Many were hearing from John Lair and Renfro Valley for the first time. Men and women typed as well as hand-wrote letters and cards. The households represented included children and teenagers as well as the middle-aged and elderly. 

They wrote about the music heard, and Lair’s descriptions of Renfro Valley, However, once in a while the underlying human urge to know and be known was given direct expression.

               Vernon, Texas
               March 17, 1941

              “If only radio entertainers could know the people 
              whom they broadcast to, there wouldn’t need to be any
              letters trying to tell what is in the writer’s heart.” 
 

Many reinforced their aural impressions with photos in the fifty-page Renfro Valley Keepsake they could purchase for fifty cents through the mail. 

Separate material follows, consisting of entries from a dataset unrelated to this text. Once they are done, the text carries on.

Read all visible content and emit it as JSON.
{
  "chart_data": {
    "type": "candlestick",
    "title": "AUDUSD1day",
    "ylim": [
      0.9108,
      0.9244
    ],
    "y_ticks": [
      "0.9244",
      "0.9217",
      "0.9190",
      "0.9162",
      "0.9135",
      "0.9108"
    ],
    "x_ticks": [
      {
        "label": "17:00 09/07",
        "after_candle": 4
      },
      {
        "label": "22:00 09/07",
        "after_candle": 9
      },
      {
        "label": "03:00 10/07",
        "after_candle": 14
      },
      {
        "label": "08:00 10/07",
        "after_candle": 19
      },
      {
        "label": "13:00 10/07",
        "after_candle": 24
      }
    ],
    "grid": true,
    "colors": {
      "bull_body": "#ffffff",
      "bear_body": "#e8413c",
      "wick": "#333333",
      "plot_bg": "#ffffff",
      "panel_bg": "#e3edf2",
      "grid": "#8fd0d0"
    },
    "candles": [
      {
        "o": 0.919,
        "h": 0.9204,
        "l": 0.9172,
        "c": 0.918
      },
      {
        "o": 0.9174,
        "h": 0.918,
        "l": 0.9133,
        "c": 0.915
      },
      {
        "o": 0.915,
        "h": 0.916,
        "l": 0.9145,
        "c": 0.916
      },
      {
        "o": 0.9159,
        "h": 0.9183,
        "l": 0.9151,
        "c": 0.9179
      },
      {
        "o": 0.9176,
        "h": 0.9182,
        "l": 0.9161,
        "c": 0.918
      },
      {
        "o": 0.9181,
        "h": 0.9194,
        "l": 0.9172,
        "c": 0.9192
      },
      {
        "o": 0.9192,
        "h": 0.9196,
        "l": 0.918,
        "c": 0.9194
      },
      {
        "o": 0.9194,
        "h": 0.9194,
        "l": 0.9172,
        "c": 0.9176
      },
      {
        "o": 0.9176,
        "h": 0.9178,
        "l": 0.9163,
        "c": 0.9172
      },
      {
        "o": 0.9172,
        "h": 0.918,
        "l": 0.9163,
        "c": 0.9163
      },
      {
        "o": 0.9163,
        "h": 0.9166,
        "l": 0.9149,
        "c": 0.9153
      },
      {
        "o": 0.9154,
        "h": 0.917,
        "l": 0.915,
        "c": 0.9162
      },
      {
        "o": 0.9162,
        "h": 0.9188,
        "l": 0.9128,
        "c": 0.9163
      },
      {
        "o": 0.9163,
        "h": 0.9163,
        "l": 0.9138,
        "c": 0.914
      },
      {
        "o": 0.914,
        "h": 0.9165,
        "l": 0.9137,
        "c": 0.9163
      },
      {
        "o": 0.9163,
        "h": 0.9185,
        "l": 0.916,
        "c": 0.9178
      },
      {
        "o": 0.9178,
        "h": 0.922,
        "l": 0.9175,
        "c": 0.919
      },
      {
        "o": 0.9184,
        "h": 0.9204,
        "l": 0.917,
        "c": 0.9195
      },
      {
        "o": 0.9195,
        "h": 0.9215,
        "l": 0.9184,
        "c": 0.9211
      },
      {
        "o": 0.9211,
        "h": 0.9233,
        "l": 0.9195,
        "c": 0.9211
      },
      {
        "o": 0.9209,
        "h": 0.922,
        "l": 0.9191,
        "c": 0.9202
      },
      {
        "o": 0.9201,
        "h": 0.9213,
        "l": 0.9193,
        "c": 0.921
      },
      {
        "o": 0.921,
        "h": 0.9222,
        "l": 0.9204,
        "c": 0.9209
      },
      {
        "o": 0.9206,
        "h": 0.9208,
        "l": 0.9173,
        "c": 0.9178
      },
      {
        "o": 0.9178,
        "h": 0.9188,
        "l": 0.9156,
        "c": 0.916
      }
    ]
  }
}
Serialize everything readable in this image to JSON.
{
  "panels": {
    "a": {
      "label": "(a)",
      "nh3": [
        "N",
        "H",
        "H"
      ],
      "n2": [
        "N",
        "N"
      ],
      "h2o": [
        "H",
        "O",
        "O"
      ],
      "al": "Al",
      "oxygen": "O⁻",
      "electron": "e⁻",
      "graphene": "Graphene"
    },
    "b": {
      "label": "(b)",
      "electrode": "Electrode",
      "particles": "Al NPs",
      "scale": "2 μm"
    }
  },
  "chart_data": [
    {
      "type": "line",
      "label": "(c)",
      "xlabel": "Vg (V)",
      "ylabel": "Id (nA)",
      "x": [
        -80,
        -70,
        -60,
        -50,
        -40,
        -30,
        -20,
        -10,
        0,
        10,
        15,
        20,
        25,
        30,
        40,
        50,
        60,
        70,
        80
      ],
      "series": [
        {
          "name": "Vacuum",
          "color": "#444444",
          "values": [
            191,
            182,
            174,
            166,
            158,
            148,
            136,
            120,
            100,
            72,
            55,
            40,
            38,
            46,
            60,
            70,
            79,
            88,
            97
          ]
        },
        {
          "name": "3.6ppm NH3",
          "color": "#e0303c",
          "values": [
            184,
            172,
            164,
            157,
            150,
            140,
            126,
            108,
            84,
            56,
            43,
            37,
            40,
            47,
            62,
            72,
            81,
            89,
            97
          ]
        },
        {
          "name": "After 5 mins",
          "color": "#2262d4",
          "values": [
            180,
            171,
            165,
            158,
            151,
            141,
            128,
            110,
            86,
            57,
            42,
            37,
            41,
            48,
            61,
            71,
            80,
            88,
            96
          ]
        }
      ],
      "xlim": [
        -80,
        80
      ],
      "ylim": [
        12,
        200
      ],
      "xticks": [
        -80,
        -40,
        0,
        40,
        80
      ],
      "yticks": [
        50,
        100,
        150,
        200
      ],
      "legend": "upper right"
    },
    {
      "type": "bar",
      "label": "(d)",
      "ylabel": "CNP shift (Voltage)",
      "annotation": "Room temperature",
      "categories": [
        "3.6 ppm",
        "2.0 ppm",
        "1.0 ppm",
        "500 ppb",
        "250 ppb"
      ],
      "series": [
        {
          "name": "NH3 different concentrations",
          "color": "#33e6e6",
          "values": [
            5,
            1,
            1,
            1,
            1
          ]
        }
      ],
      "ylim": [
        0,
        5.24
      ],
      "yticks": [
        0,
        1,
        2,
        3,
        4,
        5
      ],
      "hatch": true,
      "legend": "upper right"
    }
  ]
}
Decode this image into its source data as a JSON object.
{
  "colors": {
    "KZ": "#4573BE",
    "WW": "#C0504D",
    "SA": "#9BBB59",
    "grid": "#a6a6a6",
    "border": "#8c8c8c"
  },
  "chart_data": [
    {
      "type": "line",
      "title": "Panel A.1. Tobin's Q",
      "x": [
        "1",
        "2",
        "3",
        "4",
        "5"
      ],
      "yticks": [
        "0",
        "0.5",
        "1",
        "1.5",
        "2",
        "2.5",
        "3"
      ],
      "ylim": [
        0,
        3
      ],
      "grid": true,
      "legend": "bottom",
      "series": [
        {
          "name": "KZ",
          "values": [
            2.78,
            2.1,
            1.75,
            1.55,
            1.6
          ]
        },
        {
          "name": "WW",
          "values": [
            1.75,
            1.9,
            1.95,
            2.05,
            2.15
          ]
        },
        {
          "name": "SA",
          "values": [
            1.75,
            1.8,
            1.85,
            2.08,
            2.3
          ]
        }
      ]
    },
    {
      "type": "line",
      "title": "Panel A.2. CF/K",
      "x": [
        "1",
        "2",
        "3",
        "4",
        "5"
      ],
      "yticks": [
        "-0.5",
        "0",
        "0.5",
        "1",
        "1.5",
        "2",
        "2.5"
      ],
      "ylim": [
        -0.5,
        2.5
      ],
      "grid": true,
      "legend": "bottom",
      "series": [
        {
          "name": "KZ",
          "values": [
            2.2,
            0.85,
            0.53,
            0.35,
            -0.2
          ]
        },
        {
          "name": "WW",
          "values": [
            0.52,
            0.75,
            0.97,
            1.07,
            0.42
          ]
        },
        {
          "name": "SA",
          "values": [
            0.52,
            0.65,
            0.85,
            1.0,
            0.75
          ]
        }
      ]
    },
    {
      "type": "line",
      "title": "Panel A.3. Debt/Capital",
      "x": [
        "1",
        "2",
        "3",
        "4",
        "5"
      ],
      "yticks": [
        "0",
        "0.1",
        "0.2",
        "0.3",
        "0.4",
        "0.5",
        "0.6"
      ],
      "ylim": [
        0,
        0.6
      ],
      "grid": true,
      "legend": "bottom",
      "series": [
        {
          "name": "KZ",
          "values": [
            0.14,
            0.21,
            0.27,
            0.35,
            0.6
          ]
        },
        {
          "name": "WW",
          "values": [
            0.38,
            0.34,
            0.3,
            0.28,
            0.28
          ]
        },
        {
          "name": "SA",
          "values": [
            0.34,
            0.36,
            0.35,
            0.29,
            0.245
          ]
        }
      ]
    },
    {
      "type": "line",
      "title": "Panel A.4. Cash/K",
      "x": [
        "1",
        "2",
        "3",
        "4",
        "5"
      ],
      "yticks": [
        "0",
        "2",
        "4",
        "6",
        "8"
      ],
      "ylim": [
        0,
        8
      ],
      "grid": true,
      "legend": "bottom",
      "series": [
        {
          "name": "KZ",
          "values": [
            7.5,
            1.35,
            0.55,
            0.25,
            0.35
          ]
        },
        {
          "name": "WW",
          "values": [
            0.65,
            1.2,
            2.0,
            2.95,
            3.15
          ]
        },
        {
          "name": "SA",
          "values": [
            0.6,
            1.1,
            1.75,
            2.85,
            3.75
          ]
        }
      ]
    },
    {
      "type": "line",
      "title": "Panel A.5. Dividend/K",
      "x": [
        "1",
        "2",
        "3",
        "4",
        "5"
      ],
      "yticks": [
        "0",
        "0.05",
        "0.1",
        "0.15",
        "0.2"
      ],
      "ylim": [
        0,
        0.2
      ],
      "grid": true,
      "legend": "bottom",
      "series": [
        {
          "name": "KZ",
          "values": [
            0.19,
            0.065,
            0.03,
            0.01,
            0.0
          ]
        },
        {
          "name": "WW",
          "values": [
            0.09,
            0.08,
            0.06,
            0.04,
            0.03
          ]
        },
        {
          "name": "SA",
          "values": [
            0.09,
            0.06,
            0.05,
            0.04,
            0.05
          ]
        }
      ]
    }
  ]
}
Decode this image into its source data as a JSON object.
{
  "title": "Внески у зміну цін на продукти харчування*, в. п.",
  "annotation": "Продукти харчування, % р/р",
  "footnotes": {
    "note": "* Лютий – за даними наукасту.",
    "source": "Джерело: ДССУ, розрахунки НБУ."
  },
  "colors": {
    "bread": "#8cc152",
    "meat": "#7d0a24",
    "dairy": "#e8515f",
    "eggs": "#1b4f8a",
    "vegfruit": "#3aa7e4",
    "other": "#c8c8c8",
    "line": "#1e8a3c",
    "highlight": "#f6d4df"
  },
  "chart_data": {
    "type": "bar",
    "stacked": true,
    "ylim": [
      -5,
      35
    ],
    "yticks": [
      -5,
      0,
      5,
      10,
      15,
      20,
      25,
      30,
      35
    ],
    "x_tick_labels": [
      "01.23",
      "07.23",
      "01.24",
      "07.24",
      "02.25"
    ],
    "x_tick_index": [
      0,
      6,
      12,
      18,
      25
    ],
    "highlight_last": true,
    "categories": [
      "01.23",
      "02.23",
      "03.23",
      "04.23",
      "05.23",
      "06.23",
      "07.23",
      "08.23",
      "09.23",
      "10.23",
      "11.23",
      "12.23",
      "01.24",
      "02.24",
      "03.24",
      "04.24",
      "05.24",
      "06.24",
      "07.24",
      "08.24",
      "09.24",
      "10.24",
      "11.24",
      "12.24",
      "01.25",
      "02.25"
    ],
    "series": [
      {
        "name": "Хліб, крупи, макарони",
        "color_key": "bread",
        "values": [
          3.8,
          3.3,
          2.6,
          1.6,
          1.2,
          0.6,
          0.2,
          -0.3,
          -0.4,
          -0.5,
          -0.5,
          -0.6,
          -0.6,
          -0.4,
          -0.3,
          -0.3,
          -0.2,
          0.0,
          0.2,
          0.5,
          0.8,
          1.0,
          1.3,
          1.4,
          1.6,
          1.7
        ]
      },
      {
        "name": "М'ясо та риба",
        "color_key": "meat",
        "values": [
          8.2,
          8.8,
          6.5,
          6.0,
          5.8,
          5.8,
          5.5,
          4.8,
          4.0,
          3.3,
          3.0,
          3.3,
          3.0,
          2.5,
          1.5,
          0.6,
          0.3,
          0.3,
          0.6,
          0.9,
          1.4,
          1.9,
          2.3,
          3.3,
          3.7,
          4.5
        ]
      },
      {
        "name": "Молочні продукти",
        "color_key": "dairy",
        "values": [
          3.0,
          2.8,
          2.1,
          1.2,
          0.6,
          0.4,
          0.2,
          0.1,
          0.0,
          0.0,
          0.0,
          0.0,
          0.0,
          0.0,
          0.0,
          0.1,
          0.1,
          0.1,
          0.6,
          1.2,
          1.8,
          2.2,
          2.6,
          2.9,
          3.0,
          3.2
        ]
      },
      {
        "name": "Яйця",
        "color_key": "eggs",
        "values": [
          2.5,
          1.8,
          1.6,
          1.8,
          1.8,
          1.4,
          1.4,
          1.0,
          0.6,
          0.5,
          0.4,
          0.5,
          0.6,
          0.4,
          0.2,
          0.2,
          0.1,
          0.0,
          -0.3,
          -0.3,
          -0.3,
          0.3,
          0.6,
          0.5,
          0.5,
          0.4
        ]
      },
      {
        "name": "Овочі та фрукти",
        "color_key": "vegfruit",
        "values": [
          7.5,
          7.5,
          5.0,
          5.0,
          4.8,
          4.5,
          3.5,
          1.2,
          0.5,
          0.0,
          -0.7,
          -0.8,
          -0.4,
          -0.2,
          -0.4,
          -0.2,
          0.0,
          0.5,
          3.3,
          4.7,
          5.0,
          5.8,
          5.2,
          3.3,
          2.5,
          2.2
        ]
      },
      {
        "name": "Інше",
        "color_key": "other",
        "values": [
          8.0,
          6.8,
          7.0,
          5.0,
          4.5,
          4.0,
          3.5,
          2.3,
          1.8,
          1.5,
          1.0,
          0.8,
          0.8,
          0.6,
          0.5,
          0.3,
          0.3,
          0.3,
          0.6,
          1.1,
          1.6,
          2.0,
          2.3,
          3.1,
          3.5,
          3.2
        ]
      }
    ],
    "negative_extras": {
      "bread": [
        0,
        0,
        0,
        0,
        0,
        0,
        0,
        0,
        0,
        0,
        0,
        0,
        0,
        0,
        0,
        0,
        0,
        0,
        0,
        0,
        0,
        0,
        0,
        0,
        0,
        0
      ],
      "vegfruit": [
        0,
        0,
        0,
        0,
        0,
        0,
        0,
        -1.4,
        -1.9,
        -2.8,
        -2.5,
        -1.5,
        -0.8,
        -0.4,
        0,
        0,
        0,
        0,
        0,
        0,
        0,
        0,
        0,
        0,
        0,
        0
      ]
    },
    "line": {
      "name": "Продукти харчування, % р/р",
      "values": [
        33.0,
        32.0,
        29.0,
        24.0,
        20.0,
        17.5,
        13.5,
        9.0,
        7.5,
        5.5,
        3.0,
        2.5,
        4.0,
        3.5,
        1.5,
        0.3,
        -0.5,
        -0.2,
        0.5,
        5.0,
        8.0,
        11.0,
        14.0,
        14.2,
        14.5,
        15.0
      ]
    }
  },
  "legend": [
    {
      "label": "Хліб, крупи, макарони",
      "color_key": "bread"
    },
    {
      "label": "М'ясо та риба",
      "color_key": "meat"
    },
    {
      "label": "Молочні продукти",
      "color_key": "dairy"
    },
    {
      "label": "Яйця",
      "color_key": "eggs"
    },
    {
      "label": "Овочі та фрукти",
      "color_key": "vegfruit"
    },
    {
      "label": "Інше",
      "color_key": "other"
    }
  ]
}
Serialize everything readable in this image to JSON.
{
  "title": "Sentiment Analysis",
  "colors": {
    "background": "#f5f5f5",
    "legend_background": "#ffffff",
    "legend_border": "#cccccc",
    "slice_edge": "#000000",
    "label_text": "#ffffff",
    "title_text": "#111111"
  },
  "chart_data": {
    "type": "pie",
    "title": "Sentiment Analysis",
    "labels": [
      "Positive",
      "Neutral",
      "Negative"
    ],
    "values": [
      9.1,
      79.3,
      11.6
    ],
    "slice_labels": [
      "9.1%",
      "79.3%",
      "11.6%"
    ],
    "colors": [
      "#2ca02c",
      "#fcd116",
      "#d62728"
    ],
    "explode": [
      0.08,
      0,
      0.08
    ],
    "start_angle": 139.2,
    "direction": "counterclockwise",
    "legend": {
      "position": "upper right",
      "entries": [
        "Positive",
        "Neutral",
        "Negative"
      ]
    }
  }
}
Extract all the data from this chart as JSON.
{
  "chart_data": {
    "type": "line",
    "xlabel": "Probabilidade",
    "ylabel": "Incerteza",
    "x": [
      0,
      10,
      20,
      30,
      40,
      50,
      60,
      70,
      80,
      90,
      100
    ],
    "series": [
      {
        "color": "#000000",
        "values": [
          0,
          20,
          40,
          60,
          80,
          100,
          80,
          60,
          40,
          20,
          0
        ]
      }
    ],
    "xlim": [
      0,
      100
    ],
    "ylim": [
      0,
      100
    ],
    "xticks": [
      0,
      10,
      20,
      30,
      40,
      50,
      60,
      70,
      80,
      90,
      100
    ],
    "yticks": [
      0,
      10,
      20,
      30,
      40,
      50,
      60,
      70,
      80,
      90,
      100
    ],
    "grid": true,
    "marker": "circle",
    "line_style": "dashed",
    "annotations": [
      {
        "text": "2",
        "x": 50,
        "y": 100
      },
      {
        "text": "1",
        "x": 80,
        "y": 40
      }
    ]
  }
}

Many others simply trusted to the authenticity of what they heard.
     
     Belton, Texas
     February,12, 1941

"While I'm waiting for the time to pass so I can go milk old Jersy, I just happen to think I have been planning to write you good folks... Sincerity stands out so plainly in every word you have to say... And the larger part of your entire program is so true to nature."
     
One of the few who were actually present on a Monday night, came away impressed that there was more than the usual radio artifice at work in Lair’s depiction of “residents of a real community, together in a actual, old log school house in the hills of old Kintucky...”   

     New Haven, Indiana
     February 28, 1941

“Never shall I forget that delightful half hour we spent one evening in the old school… I think I experienced some of the feeling Rip Van Winkle did when he suddenly came upon that strangely dressed company playing nine-pins…the scene, the music, the voices were of another age.
     
     We saw within a dimly-lighted room many people gathered around, some sitting on boards and remnants of old school seats, some standing or leaning against the walls.  
     
At a rough unpainted desk near the back sat big soft-voiced John Lair... genial, friendly, who made the announcements and kept up a humorous, whimsical patter between numbers in the vernacular of the mountaineer. ....In front a few feet from Mr. Lair stood a microphone, above it hung a single light bulb and below was placed a store box on which the short people stand.”

      
 Overall, Lair’s descriptions of what listeners couldn't see, hear, or smell conveyed personal warmth, physical detail, mood, and perhaps even color. 
     
His words depicting Renfro Valley’s seasonal dynamics could well be what moved two wistful Texans:

     Odessa, Texas
     March 18th, 1941

"Out here across the miles in the oil fields of Texas...you make your little Red School house and your folks of Renfro Valley so real to us that we may be coming to Kentucky just to get back to happiness and contentment."

     Weatherford, Texas
     January 14, 1941

“…I have hopes of sometime getting time out and drive out there to Renfro Valley and spend a few hours and feel then just as I do when listening to your program.”